Stitcher::Mode mode = Stitcher::PANORAMA;

int streaming(VideoCapture cap1, VideoCapture cap2)
{
	Mat fr1, fr2, copy1, copy2, pano;
    	bool try_use_gpu = true;
    	vector<Mat> imgs;

        	cap1 >> fr1;
       		cap2 >> fr2;
		imgs.push_back(fr1);
		imgs.push_back(fr2);

        	Ptr<Stitcher> test = Stitcher::create(mode, try_use_gpu);
		Stitcher::Status status = test->stitch(imgs, pano);

        	if (status != Stitcher::OK)
        	{
          		cout << "Error stitching - Code: " <<int(status)<<endl;
            		return -1;
        	}

       		imshow("Stitched Image", pano);

        	if(waitKey(1) >= 0) 
            		return -1;
}

int main(int argc, char *argv[])
{
	VideoCapture cap1("nvcamerasrc sensor-id=0 ! video/x-raw(memory:NVMM), width=(int)640, height=(int)480, format=(string)I420, framerate=(fraction)30/1 ! nvvidconv flip-method=0 ! video/x-raw, format=(string)BGRx ! videoconvert ! video/x-raw, format=(string)BGR ! appsink", CAP_GSTREAMER); //middle output

	VideoCapture cap2("nvcamerasrc sensor-id=2 ! video/x-raw(memory:NVMM), width=(int)640, height=(int)480, format=(string)I420, framerate=(fraction)30/1 ! nvvidconv flip-method=0 ! video/x-raw, format=(string)BGRx ! videoconvert ! video/x-raw, format=(string)BGR ! appsink", CAP_GSTREAMER); //output closest to center of board

	if(!cap1.isOpened()){
		cout << "connection cap1 failed" << endl;
		return -1;
	}

	if(!cap2.isOpened()){
		cout << "connection cap2 failed" << endl;
		return -1;
	}
	
	while(true)
	{
		int test = 0;
		
		test = streaming(cap1, cap2);
		cout << "test: " << int(test) << endl;
   	}

    	return 0;
}

Thanks for any help and advice.

hello HoosierBeav,

  1. how did you evaluate the “0.5 second lag”, and what’s your performance expectation.
  2. you may break-down the code for profiling, which statement takes most system resources.

Hi JerryChang,

  1. They way that this “0.5 second lag” was measured was by putting a running timer on our screen computer screen that is connected to the TX@, aimed all three cameras to the screen, and took a picture of the screen with my camera phone.

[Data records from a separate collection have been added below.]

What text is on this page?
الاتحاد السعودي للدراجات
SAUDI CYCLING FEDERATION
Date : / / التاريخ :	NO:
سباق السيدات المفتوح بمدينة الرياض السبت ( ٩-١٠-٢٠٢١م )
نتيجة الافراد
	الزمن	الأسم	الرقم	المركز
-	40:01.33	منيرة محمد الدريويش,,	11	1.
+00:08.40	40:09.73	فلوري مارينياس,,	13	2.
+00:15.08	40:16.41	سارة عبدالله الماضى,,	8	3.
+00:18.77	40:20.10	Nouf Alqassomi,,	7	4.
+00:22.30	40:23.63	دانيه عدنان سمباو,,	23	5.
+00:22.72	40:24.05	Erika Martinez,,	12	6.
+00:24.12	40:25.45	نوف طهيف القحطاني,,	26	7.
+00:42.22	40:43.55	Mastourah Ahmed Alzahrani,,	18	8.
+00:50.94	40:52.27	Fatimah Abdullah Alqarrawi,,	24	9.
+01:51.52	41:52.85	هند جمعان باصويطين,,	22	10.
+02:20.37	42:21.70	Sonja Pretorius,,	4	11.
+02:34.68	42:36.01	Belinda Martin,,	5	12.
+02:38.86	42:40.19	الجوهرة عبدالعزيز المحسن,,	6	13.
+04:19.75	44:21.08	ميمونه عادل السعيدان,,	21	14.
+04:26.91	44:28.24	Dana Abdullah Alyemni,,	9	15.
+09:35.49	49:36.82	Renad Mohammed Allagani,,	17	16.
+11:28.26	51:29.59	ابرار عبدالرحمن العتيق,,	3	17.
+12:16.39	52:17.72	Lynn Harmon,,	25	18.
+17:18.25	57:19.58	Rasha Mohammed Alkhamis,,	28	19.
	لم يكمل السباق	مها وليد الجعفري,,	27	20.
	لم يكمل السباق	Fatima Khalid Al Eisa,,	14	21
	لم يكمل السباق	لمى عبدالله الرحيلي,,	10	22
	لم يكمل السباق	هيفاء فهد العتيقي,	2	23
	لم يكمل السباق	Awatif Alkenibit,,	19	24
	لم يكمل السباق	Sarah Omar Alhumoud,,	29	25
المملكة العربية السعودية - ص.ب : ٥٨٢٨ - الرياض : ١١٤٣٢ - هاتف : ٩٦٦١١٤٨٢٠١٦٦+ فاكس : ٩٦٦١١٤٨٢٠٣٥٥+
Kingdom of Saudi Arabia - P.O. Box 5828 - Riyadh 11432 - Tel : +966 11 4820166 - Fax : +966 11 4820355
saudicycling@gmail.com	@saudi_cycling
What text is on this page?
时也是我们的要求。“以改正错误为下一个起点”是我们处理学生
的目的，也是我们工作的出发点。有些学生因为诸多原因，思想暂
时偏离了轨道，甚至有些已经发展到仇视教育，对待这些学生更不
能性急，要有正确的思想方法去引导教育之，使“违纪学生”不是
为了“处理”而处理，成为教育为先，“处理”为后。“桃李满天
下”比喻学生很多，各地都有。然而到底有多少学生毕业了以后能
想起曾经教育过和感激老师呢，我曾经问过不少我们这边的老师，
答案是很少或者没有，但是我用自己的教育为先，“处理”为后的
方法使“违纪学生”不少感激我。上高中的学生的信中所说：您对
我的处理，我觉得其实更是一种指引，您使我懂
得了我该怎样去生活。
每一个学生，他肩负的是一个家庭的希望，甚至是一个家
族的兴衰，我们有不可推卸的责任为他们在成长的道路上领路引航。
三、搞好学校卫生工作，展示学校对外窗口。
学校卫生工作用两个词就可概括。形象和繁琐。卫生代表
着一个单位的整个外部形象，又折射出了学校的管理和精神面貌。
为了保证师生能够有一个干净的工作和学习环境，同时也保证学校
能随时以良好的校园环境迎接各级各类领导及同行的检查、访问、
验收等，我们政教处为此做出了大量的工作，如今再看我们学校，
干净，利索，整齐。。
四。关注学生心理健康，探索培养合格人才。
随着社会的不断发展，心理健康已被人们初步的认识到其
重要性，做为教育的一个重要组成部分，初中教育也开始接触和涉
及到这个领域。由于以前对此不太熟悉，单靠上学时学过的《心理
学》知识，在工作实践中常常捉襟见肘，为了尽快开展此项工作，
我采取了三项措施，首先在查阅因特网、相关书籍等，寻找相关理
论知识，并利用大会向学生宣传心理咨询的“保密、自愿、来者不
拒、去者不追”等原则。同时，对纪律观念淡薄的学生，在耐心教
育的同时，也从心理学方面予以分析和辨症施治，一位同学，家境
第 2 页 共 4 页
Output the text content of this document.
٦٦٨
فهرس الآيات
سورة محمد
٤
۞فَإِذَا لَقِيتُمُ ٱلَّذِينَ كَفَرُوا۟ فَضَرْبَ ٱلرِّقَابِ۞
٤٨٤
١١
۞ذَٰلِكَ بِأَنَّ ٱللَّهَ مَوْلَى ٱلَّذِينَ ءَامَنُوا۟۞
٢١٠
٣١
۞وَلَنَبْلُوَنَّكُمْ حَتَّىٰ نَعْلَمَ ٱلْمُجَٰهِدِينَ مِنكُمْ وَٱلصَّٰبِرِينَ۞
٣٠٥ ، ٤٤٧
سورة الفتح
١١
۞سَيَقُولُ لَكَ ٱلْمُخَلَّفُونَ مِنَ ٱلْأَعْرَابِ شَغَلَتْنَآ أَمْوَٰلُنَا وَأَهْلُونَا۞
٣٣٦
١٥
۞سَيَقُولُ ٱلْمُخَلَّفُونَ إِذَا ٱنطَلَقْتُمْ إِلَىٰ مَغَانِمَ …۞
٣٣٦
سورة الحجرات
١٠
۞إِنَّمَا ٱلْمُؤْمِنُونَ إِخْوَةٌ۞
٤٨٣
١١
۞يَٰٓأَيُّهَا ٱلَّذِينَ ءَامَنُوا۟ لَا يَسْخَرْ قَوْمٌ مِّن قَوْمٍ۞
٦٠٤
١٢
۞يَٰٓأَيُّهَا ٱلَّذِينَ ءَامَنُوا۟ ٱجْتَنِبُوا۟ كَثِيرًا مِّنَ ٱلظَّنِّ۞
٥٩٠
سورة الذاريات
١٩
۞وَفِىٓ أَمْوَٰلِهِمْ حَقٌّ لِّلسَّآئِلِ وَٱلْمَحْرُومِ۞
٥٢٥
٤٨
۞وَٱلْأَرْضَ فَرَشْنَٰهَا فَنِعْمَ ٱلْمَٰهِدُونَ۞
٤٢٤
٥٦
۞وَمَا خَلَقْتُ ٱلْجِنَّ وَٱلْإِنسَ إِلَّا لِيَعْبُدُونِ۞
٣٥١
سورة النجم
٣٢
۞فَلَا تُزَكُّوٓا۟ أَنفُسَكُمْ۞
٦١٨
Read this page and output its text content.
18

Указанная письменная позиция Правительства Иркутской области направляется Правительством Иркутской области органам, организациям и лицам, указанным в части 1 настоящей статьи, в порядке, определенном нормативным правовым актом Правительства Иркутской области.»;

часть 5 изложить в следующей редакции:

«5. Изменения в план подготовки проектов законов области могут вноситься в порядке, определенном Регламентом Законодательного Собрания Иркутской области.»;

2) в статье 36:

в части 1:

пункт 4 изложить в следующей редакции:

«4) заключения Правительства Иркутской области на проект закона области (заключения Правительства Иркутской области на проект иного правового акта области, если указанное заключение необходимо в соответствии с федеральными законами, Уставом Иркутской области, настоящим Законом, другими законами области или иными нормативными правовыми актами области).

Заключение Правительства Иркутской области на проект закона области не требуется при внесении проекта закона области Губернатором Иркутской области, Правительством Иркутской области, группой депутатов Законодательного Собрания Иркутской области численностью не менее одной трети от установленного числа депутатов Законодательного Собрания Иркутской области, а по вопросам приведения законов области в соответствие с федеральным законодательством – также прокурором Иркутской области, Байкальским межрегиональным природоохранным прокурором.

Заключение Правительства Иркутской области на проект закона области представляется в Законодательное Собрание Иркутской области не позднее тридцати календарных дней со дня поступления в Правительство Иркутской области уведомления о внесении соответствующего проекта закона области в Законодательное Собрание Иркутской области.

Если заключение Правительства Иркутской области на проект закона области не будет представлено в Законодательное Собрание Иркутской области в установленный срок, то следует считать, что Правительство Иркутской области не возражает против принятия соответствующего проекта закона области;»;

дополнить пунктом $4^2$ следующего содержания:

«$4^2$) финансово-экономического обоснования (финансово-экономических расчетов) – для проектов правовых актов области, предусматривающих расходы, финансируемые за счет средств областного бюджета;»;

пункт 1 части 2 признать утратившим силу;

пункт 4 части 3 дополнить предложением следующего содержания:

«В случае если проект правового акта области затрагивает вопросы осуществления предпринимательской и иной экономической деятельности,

  2. I’m not sure that I completely understand this question, but if I do the stitcher function would probably be using the most resources of the system.

Thanks

hello HoosierBeav,

  1. may i know which JetPack release package you’re working on?
    FYI, we have improvements for the initial capture latency on R28.2

  2. since you’re measuring the capture-display latency.
    my suggestion to break-down the time consuming is adding some debug prints between function calls, evaluate which function call takes most of time.

Hi JerryChange,

I am the teammate with HoosierBeav, and we have Jetpack 3.1 and L4T Production Release 28.1. We have already tried jetPack 3.2 and still have latency issue.

Thanks for the suggestion on the latency about debugging, we are working on and looking forward on this.